I then take pleasure in informing them that I am an agnostic and for practical purposes an atheist, and that I am a firm believer in evolutionary theory, it being the best one available to explain the existing body of evidence. Whereupon, I am sometimes called a liar. Really. It’s projection, I think.

Same thing often happens here, in fact. I tell people that I’m not a Republican, and have never been, nor am I a conservative, and I’m accused of lying about my true beliefs and political affiliation.

C’est la vie. There’s no reasoning with some folks.
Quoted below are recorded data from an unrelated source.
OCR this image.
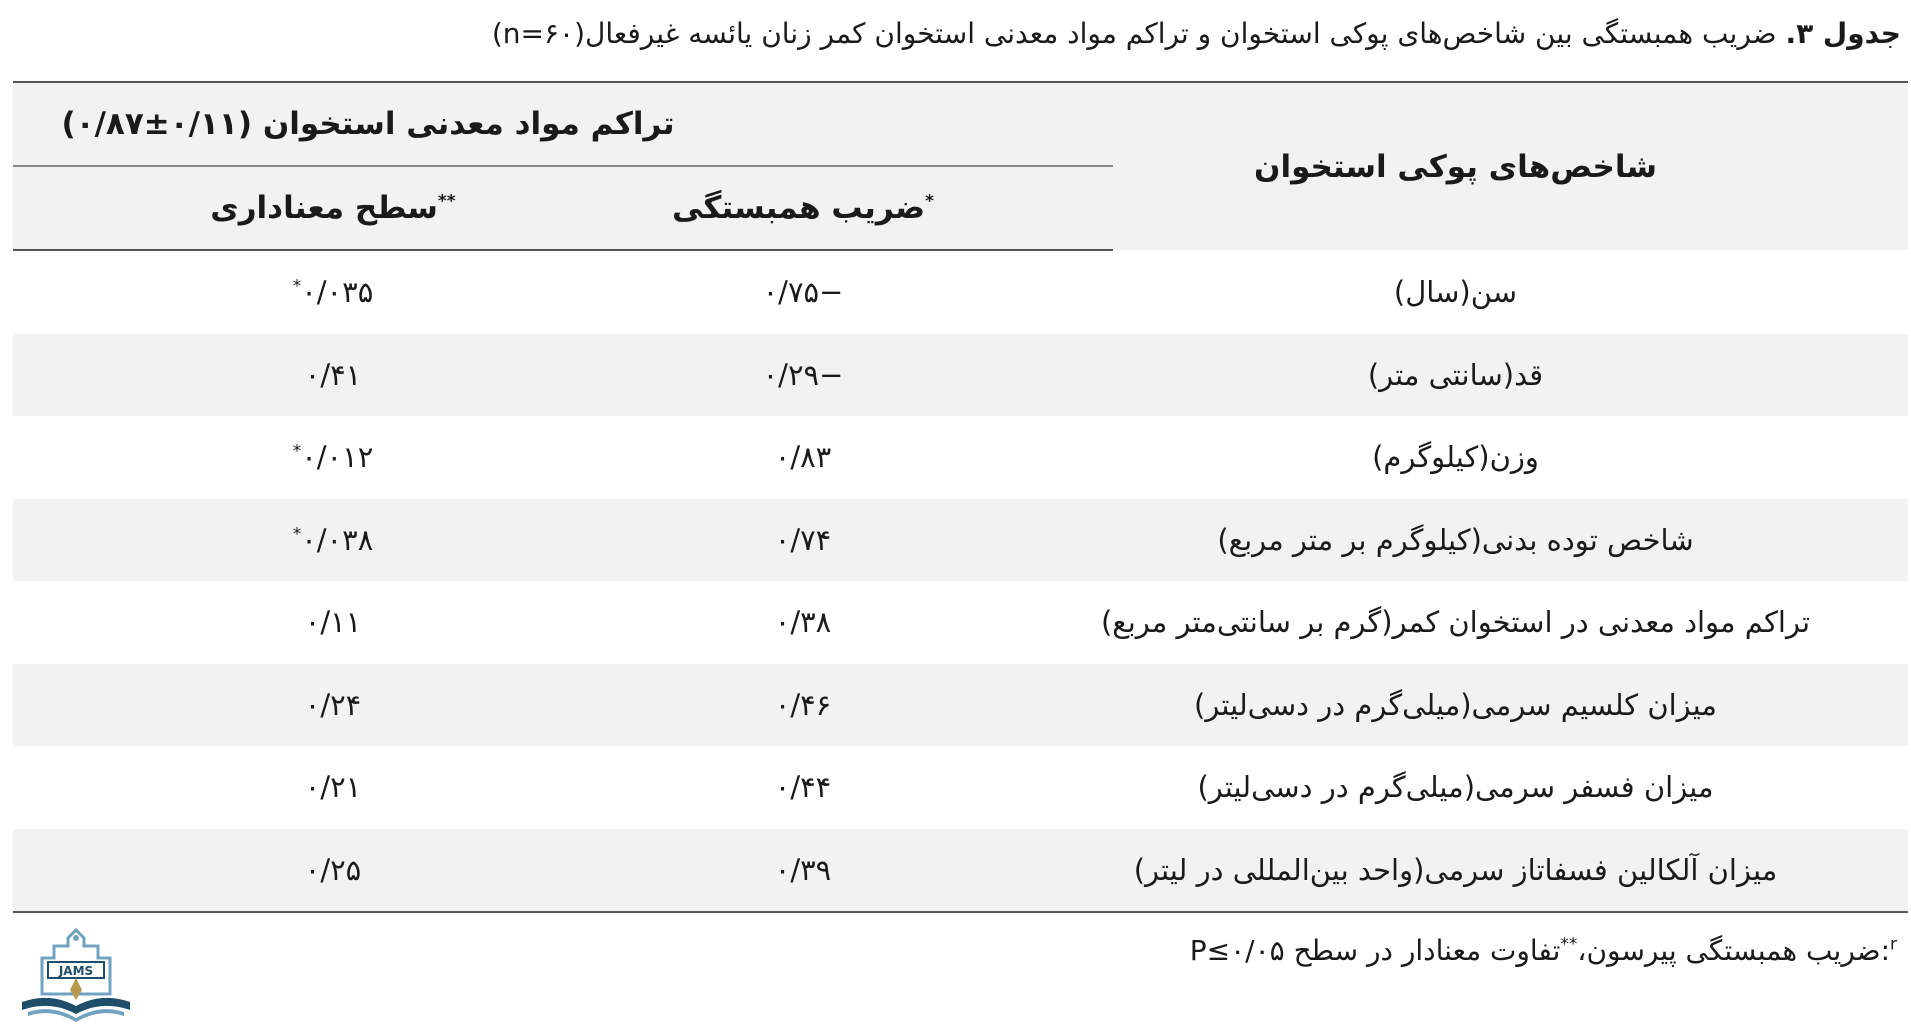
جدول ۳. ضریب همبستگی بین شاخص‌های پوکی استخوان و تراکم مواد معدنی استخوان کمر زنان یائسه غیرفعال(۶۰=n)
شاخص‌های پوکی استخوان	تراکم مواد معدنی استخوان (۰/۱۱±۰/۸۷)	
	*ضریب همبستگی	**سطح معناداری
سن(سال)	−۰/۷۵	۰/۰۳۵*
قد(سانتی متر)	−۰/۲۹	۰/۴۱
وزن(کیلوگرم)	۰/۸۳	۰/۰۱۲*
شاخص توده بدنی(کیلوگرم بر متر مربع)	۰/۷۴	۰/۰۳۸*
تراکم مواد معدنی در استخوان کمر(گرم بر سانتی‌متر مربع)	۰/۳۸	۰/۱۱
میزان کلسیم سرمی(میلی‌گرم در دسی‌لیتر)	۰/۴۶	۰/۲۴
میزان فسفر سرمی(میلی‌گرم در دسی‌لیتر)	۰/۴۴	۰/۲۱
میزان آلکالین فسفاتاز سرمی(واحد بین‌المللی در لیتر)	۰/۳۹	۰/۲۵
$^r$:ضریب همبستگی پیرسون،**تفاوت معنادار در سطح ۰/۰۵≥P
JAMS
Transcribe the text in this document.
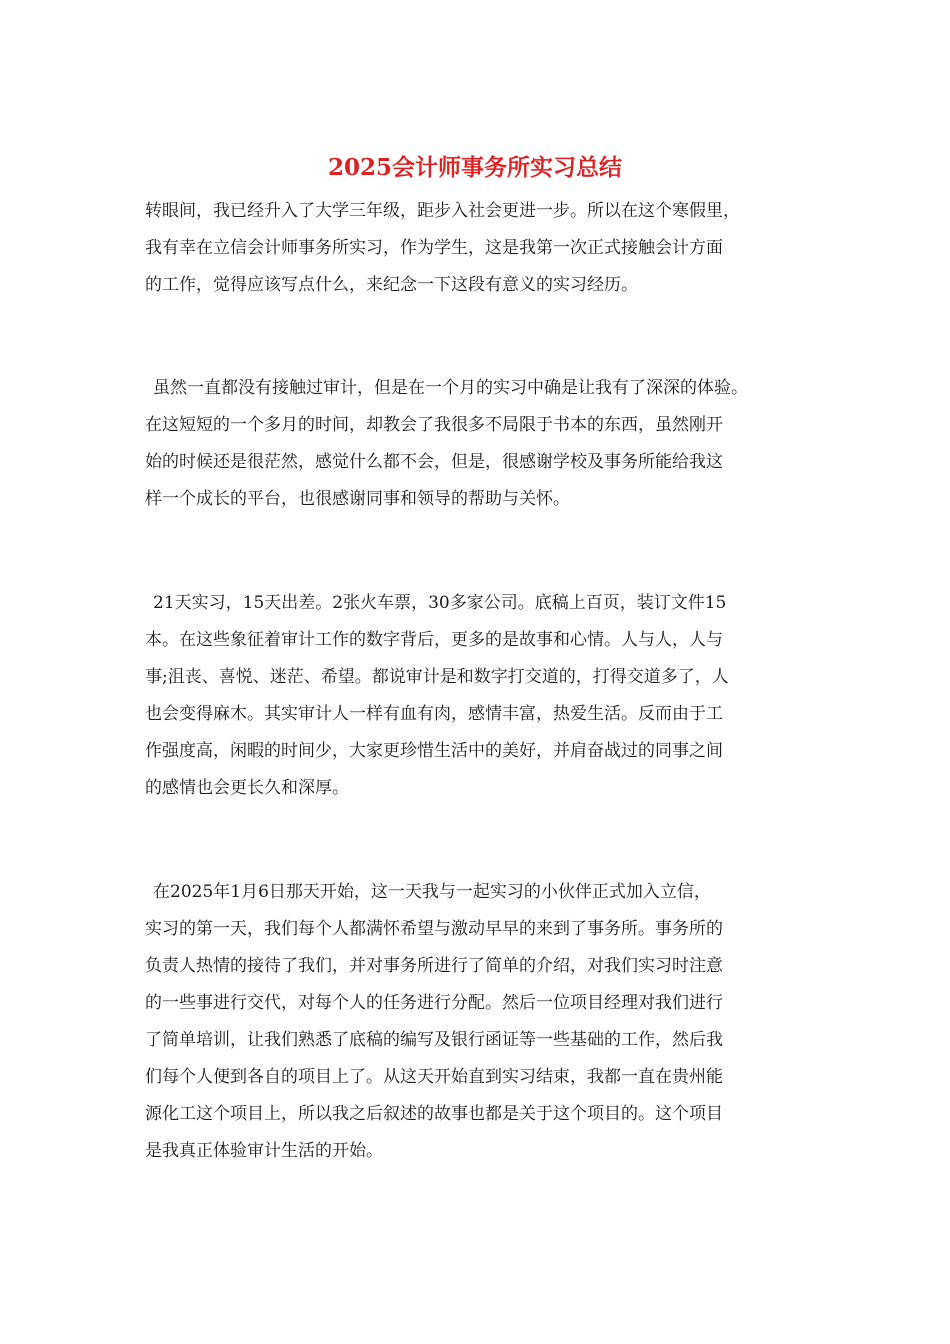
2025会计师事务所实习总结
转眼间，我已经升入了大学三年级，距步入社会更进一步。所以在这个寒假里，
我有幸在立信会计师事务所实习，作为学生，这是我第一次正式接触会计方面
的工作，觉得应该写点什么，来纪念一下这段有意义的实习经历。
虽然一直都没有接触过审计，但是在一个月的实习中确是让我有了深深的体验。
在这短短的一个多月的时间，却教会了我很多不局限于书本的东西，虽然刚开
始的时候还是很茫然，感觉什么都不会，但是，很感谢学校及事务所能给我这
样一个成长的平台，也很感谢同事和领导的帮助与关怀。
21天实习，15天出差。2张火车票，30多家公司。底稿上百页，装订文件15
本。在这些象征着审计工作的数字背后，更多的是故事和心情。人与人，人与
事;沮丧、喜悦、迷茫、希望。都说审计是和数字打交道的，打得交道多了，人
也会变得麻木。其实审计人一样有血有肉，感情丰富，热爱生活。反而由于工
作强度高，闲暇的时间少，大家更珍惜生活中的美好，并肩奋战过的同事之间
的感情也会更长久和深厚。
在2025年1月6日那天开始，这一天我与一起实习的小伙伴正式加入立信，
实习的第一天，我们每个人都满怀希望与激动早早的来到了事务所。事务所的
负责人热情的接待了我们，并对事务所进行了简单的介绍，对我们实习时注意
的一些事进行交代，对每个人的任务进行分配。然后一位项目经理对我们进行
了简单培训，让我们熟悉了底稿的编写及银行函证等一些基础的工作，然后我
们每个人便到各自的项目上了。从这天开始直到实习结束，我都一直在贵州能
源化工这个项目上，所以我之后叙述的故事也都是关于这个项目的。这个项目
是我真正体验审计生活的开始。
In any event, happy birthday to a controversial but powerful (as Dennett says, absolutely corrosive, cutting through centuries of ignorance) scientific theory. Expect me to continue to defend it here, and Charles to defend it there.

[Late evening update]

Well, Iowahawk has the comment du jour:

I’m a dope-smoking atheist writer for a San Francisco lowbrow culture mag; I also enjoy seeing 7th century genocidal terrorist shitbags getting waterboarded. I really don’t see the contradiction.

More Non-Defense Defense

Like Steve Cooke, Dave King defends ESAS/Ares:

Direct 2.0, the concept in question in the June 23 Times article, falls significantly short of the lunar lander performance requirement for exploration missions as specifically outlined in Constellation Program ground rules. The concept also overshoots the requirements for early missions to the International Space Station in the coming decade. These shortcomings would necessitate rushed development of a more expensive launch system with too little capability in the long run, and would actually increase the gap between space shuttle retirement and development of a new vehicle. Even more importantly, the Ares approach offers a much greater margin of crew safety – paramount to every mission NASA puts into space.

To accomplish the nation’s goals in space, we need more than a new rocket. We need a robust, multipurpose space fleet.

Again, this is all simply argument by assertion. Show us the numbers and the assumptions. The notion that Direct 2.0 falls short of the lunar lander performance requirement is pretty funny, considering that Ares 5 does as well. This makes one think that there may be a problem with the requirement. The second paragraph is semantically meaningless. Is he saying that Direct is “a rocket” but that Ares 1 and 5 are a “fleet”? Why is Direct not multi-purpose? In what way is Ares “robust” that Direct is not?

Not that I’m a big Direct fan, of course. A lot of these issues would be solved by simply coming up with an architecture and operating philosophy that allows the use of existing vehicles, something that was clearly never under consideration.